The experience is much more than cosmetics. The pride and joy of the lab is the SimMan3G, a simulation mannequin that blinks, moans, cries and breathes - complete with the rising and falling of the chest. Students can check for a heartbeat, see the reaction of the eyes when light is shined and give him oxygen.

He's hooked up to real-life monitors, to add to the lifelike training.

"People originally don't think a mannequin can be very realistic," says Jocelyn Nelms, complex-care instructor. "But once they come in here and they start reacting to the symptoms and get involved in the mannequin's reactions, they realize how helpful it really is."

In addition to the SimMan3G room, there also is an obstetrics room with a birthing mother and babies, a pediatrics room with a child mannequin, three exam rooms and a makeshift apartment for Home Healthcare and Hospice.
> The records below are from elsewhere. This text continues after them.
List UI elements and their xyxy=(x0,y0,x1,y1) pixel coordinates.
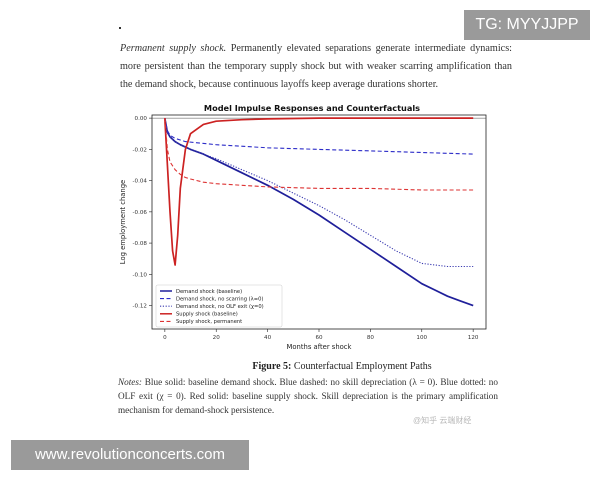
x-tick-label: 120 xyxy=(468,335,479,341)
watermark-badge-top: TG: MYYJJPP xyxy=(464,10,590,40)
legend-entry: Supply shock (baseline) xyxy=(176,312,238,318)
plot-area: 0 20 40 60 80 100 120 0.00 -0.02 -0.04 -0.06 -0.08 -… xyxy=(119,114,487,351)
notes-body: Blue solid: baseline demand shock. Blue … xyxy=(118,377,498,415)
x-tick-label: 20 xyxy=(213,335,221,341)
y-tick-label: 0.00 xyxy=(135,116,148,122)
y-tick-label: -0.02 xyxy=(133,147,147,153)
intro-body: Permanently elevated separations generat… xyxy=(120,43,512,90)
y-tick-label: -0.10 xyxy=(133,272,148,278)
chart-title: Model Impulse Responses and Counterfactu… xyxy=(204,103,420,113)
x-tick-label: 80 xyxy=(367,335,375,341)
series-line xyxy=(163,117,474,307)
y-tick-label: -0.04 xyxy=(133,179,148,185)
legend-entry: Demand shock, no OLF exit (χ=0) xyxy=(176,304,264,310)
watermark-banner-bottom: www.revolutionconcerts.com xyxy=(11,440,249,470)
x-tick-label: 60 xyxy=(315,335,323,341)
figure-notes: Notes: Blue solid: baseline demand shock… xyxy=(118,375,498,417)
source-watermark: @知乎 云端财经 xyxy=(413,416,472,425)
impulse-response-chart: Model Impulse Responses and Counterfactu… xyxy=(119,103,487,351)
x-tick-label: 40 xyxy=(264,335,272,341)
series-line xyxy=(163,117,474,266)
series-line xyxy=(164,117,474,155)
legend-entry: Demand shock, no scarring (λ=0) xyxy=(176,296,263,302)
y-tick-label: -0.06 xyxy=(133,210,148,216)
intro-lead: Permanent supply shock. xyxy=(120,43,227,54)
stray-mark xyxy=(119,27,121,29)
figure-label: Figure 5: xyxy=(252,361,292,372)
x-axis-label: Months after shock xyxy=(287,343,352,351)
y-tick-label: -0.12 xyxy=(133,304,147,310)
legend-box xyxy=(155,284,283,328)
figure-caption-text: Counterfactual Employment Paths xyxy=(291,361,432,372)
legend-entry: Demand shock (baseline) xyxy=(176,289,242,295)
x-tick-label: 100 xyxy=(416,335,427,341)
y-tick-label: -0.08 xyxy=(133,241,148,247)
legend-entry: Supply shock, permanent xyxy=(176,319,242,325)
intro-paragraph: Permanent supply shock. Permanently elev… xyxy=(120,40,512,94)
x-tick-label: 0 xyxy=(163,335,167,341)
series-line xyxy=(164,118,474,268)
notes-label: Notes: xyxy=(118,377,142,387)
figure-caption: Figure 5: Counterfactual Employment Path… xyxy=(212,361,472,372)
series-line xyxy=(164,118,474,191)
y-axis-label: Log employment change xyxy=(119,180,127,264)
Home Health instructor Sherri Spicer was excited when she found out the school was putting in the apartment.

 

CON Instructor Sherri Spicer as a hospice care patient.

"It's a wonderful opportunity for the students," Spicer says. "It will give them clinical hours by putting them in complex, real-world situations."

 

The more detailed the simulation, the better.

"We will have live people with scripts acting out different scenarios," Searles says. "Students will have to be able to recognize the signs of safety issues in the apartment, such as bugs and trip rugs. This will be where they will get to learn how to deal with body language and facial expressions. It will help build the gap between working with a mannequin who can't show pain on his face and working with a real patient."

There's an excitement throughout the college for what can now be offered to students.

"We have the skills lab where students learn the skills that are needed, and now we can bring them here to the sim lab so they can apply those skills," Searles says. "It's really an exciting time for the College of Nursing. It's fun to watch GCU grow."